Dijo Jim Rohn que somos el promedio de las cinco personas con las que más tiempo pasamos. Tiene sentido, porque también alguien afirmó que todo se pega, menos la hermosura. Aunque estoy convencida de que también la belleza, en el más amplio sentido de la palabra, se contagia. Menos mal.



Elegimos, o deberíamos, a las personas que nos rodean. La amistad es, como todo lo importante de la vida, producto de una decisión. La de convertir el rato que andamos por el planeta en una experiencia apasionante y divertida.

Estamos hechos de tiempo, de nada más. Quienes lo pasan con nosotros son definitorios a la hora de que valga la pena. Acercarnos a personas a las que nos gustaría parecernos es la manera más fiable de ser quienes queremos ser.
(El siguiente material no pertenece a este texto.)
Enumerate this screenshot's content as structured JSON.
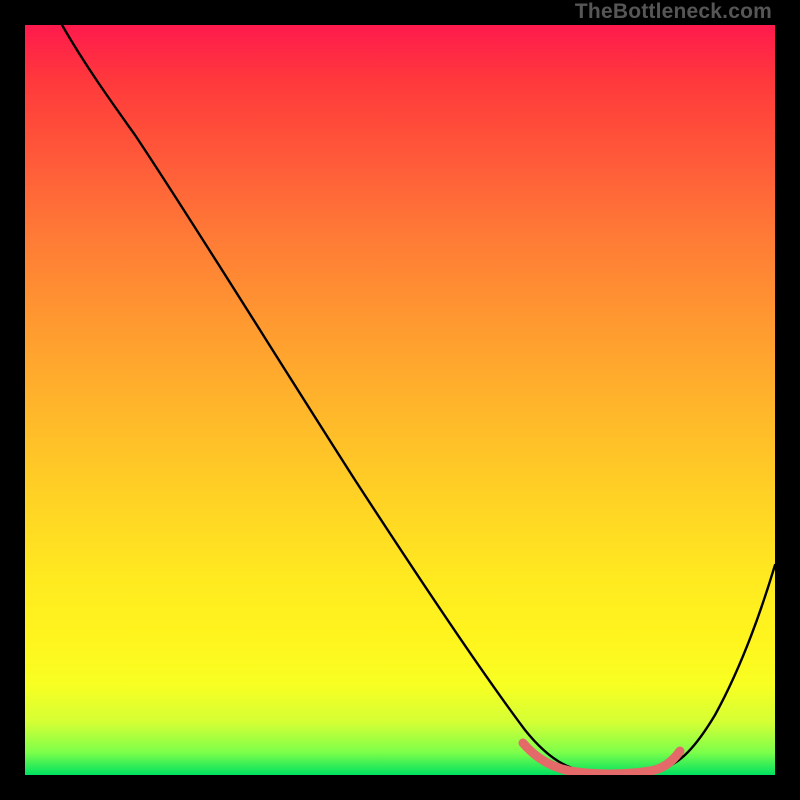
{
  "watermark": "TheBottleneck.com",
  "colors": {
    "frame": "#000000",
    "curve": "#000000",
    "highlight": "#e46a6a"
  },
  "chart_data": {
    "type": "line",
    "title": "",
    "xlabel": "",
    "ylabel": "",
    "xlim": [
      0,
      100
    ],
    "ylim": [
      0,
      100
    ],
    "grid": false,
    "legend": false,
    "notes": "Unlabeled axes; values are normalized 0–100 in each direction. Curve starts at top-left (~x=5, y≈100), descends with slight curvature to a broad flat minimum near y≈0 spanning roughly x=67–85, then rises to ~y≈40 at the right edge. A short coral segment highlights the flat minimum region.",
    "series": [
      {
        "name": "bottleneck-curve",
        "x": [
          5,
          10,
          18,
          26,
          34,
          42,
          50,
          58,
          64,
          68,
          72,
          76,
          80,
          84,
          88,
          92,
          96,
          100
        ],
        "y": [
          100,
          96,
          88,
          78,
          66,
          54,
          42,
          30,
          18,
          8,
          3,
          1,
          1,
          2,
          8,
          18,
          29,
          42
        ]
      },
      {
        "name": "highlight-minimum",
        "x": [
          67,
          70,
          73,
          76,
          79,
          82,
          85
        ],
        "y": [
          4,
          2,
          1,
          1,
          1,
          2,
          4
        ]
      }
    ]
  }
}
Hay quien no tiene amigos, y lo escribo y siento una tristeza desoladora. La vida es una mierda si no hay testigos ni compañía. Algunos sentencian que la gente es mala por naturaleza y que todo lo que no sea soledad es una mala compañía.

Otros, en medio de la multitud, están más solos que la una. Sería el caso de los que, en lugar de amigos, se juntan con esbirros.

Todos conocemos alguno de estos. Individuos que se aprovechan de por el interés te quiero Andrés para que no les lleven la contraria. Yo te doy una posición, dinero, trabajo, estatus y tú me lames los tobillos.

Pasa en las empresas, pasa en las parejas, pasa en la política. No hay nexo más irrompible (ni más deprimente) que el que se basa en las razones equivocadas. Me trago lo que me eches con tal de quedarme aquí.



Cuántas veces me habré preguntado, ante la última salida de tiesto de algún gobernante, si no tiene a nadie cerca que le diga que por ahí no, que se te está yendo, que estás diciendo unas gilipolleces sin parangón.

En estos tiempos pandémicos que nos ocupan, por ejemplo, ha quedado patente que ninguno de los que decide tiene un amigo científico que le arree un par de hostias a base de evidencias. Una pena, la verdad, así nos va.



La amistad adulta debería ser la fuente de conocimiento emocional que no adquirimos en su momento. La que pone de manifiesto qué es lo importante de la vida. La que nos hace merecedores de amor por el simple hecho de existir. La que escampa nuestros autosabotajes continuos, nuestros miedos.

No estoy de acuerdo con quien afirma que todo lo que admiramos u odiamos en los demás está en nosotros. La admiración que sentimos ante el amigo organizadísimo, ante el que rebosa calma, ante el que cocina que te mueres no tiene nada que ver con, en este caso, mis nulas cualidades en esos aspectos.

Y si nos jode la mentira, el racismo o la falta de empatía, es porque son rasgos totalmente opuestos a nuestros valores.



Volviendo a la mierda marciana en la que estamos inmersos, y volviendo a los que mandan, insisto (como ya hice en otra columna) en que no estaría mal que, aparte del miedo, compartieran algún antídoto para el desastre emocional en el que nos vemos inmersos. Porque un país deprimido es un país arruinado, señores.



Podrían empezar por destacar lo esencial del contacto humano, sea piel mediante, o pantalla mediante, o lo que sea mediante. La amistad nos salva la vida, es el clavo frío al que agarrarse. La fórmula para ser quienes queremos ser en una situación que nunca imaginamos.